Search for “Admins” and RDP Access groups and click OK > OK to add them
To block a user or a group to login using RDP, we can do that by double clicking “Deny log on through Remote Desktop Services” and adding No RDP Access group in there
Finally, close the editor and go back to Group Policy Management. In order to make the policy apply, we have to link the GPO to the root of the domain. To do that, right click on Domain Controllers OU > Link an existing GPO and select the GPO you created
To apply the GPO, open the command prompt and type the following - gpudate /force - and wait for the policy to apply.
To test it, try to RDP into the machine using each user and see the different levels of access. The first user should have Domain Admin rights and the logon should work.

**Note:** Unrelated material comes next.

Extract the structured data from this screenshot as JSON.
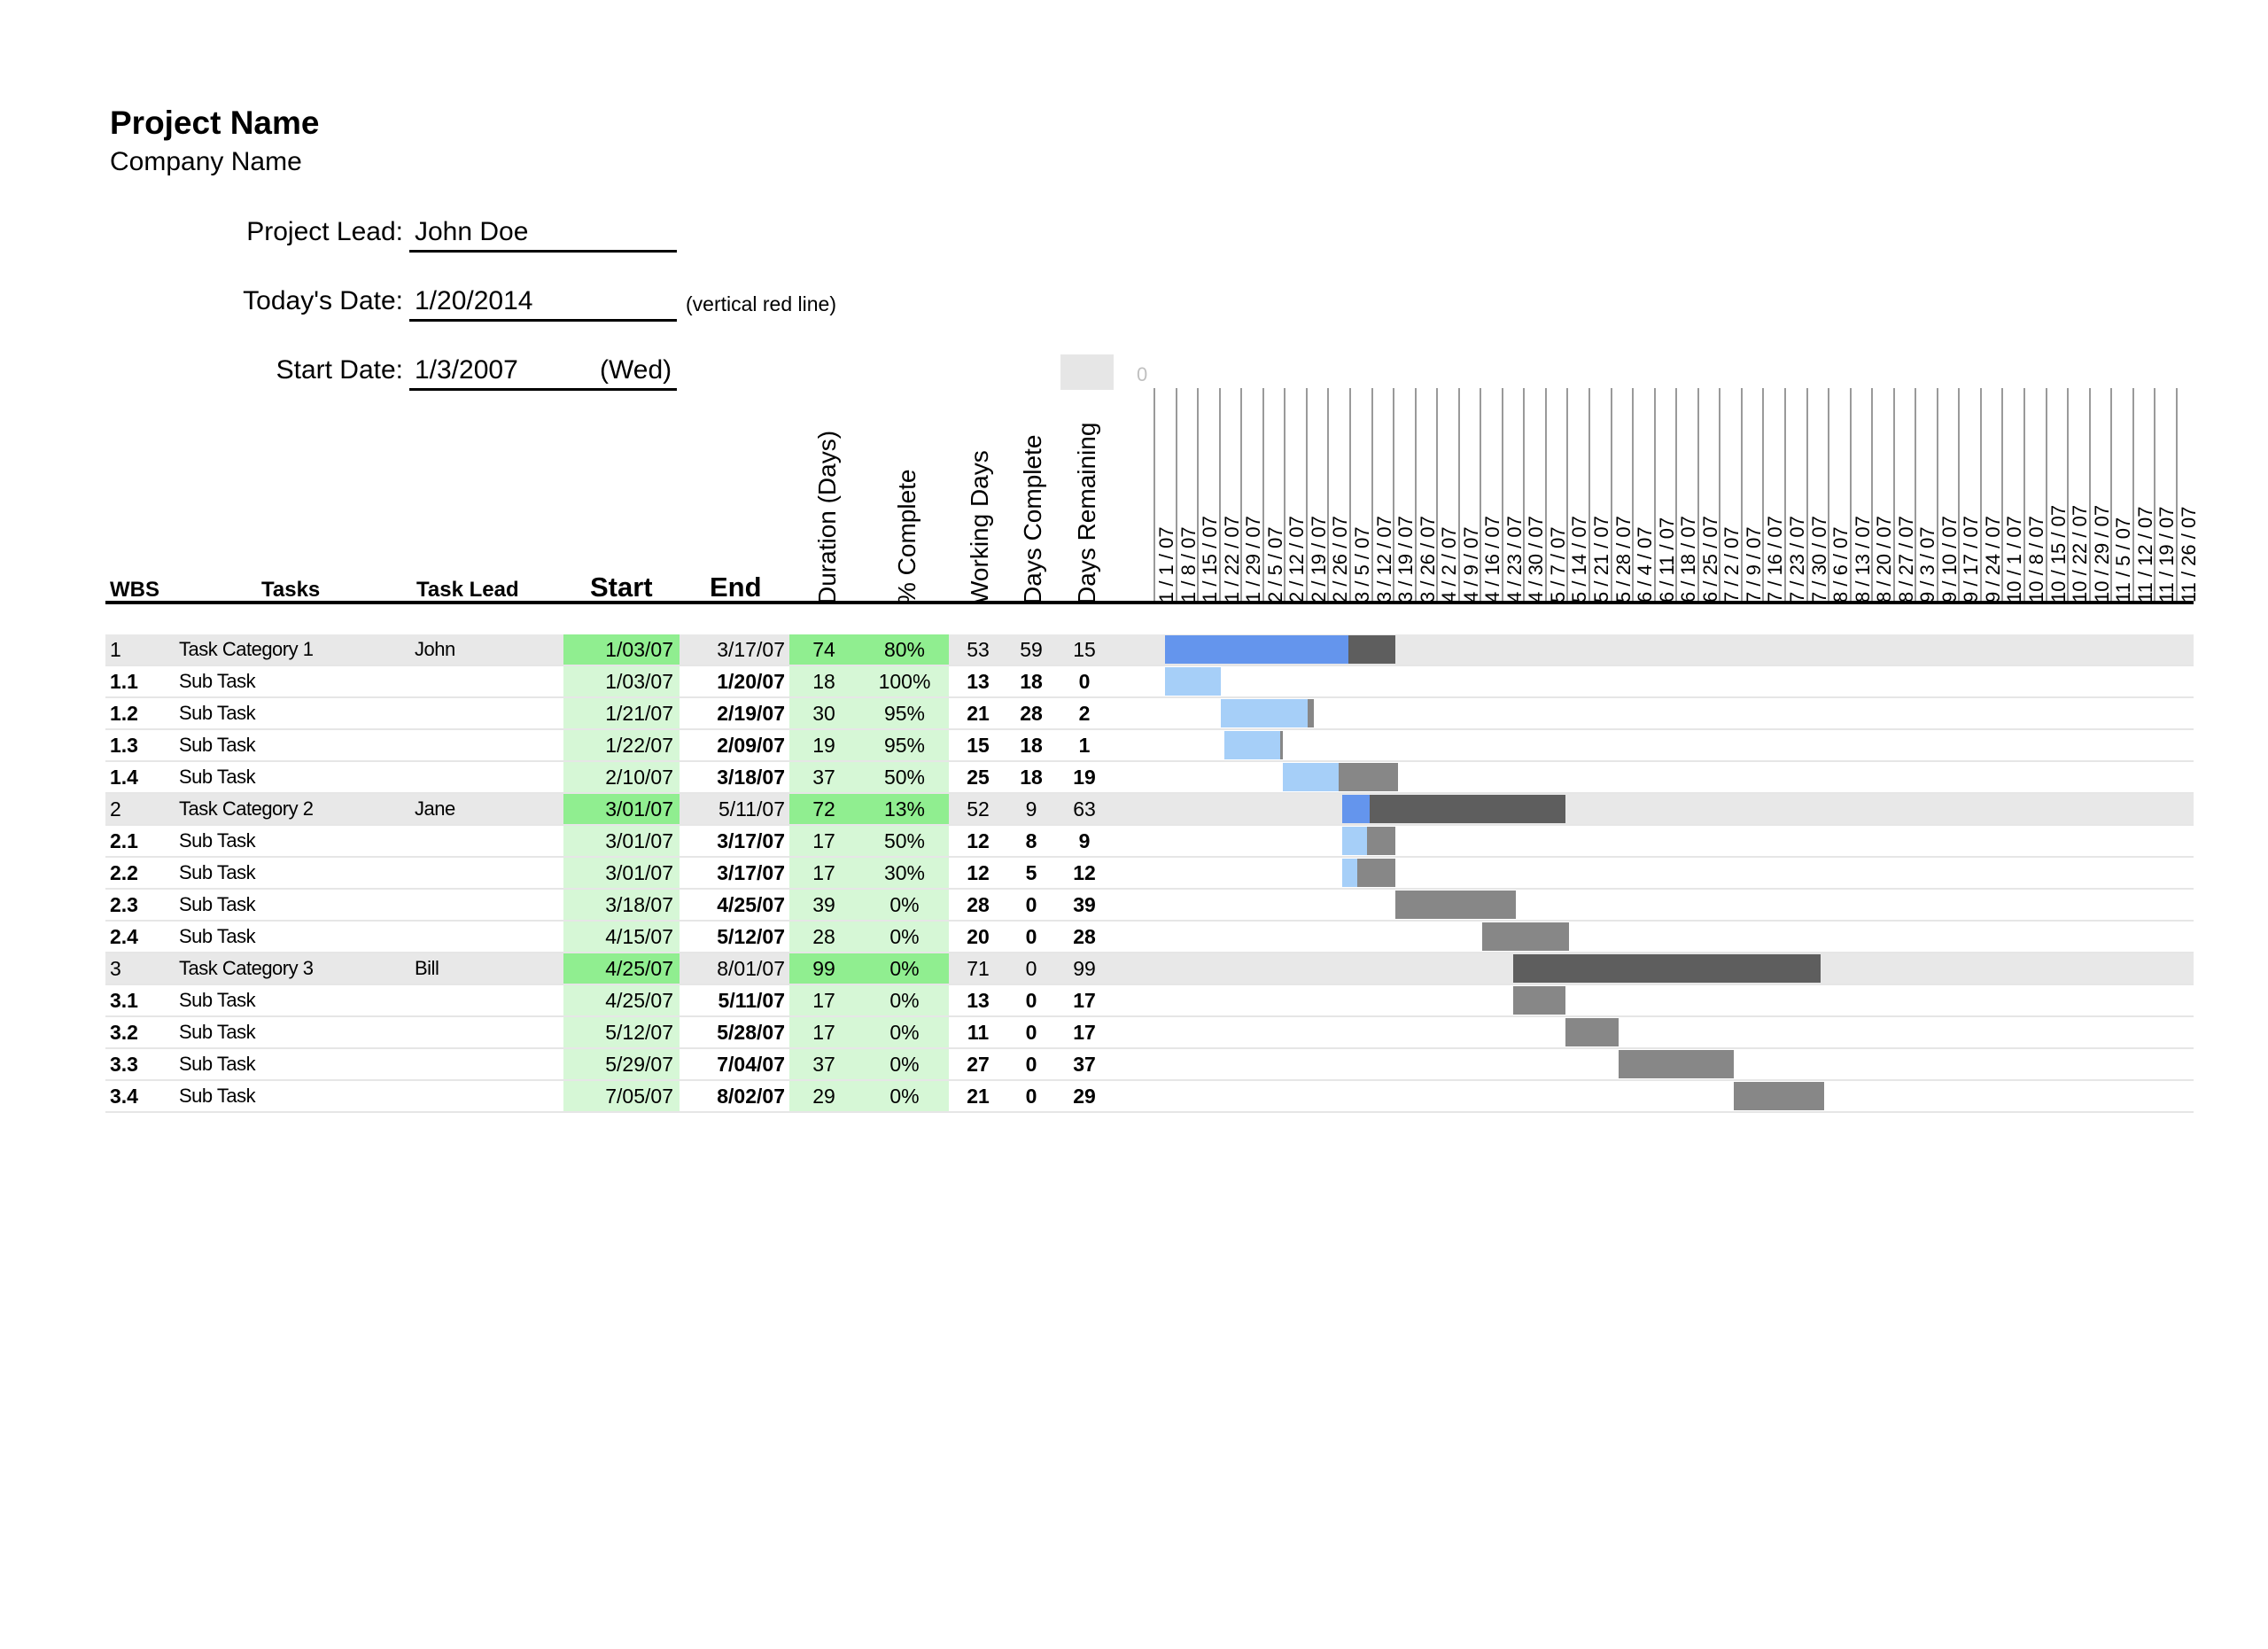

Next, use the account in the RDP Access group. Once again, you should be able to connect but when opening a CMD it will ask for admin credentials.
Lastly, try logging in with the account added to the No RDP Access. You will get an error.
This happens because even though No RDP Access group has been added to the Remote Desktop Users group using the GPO earlier created, we have blocked RDP access to the users that are in that group.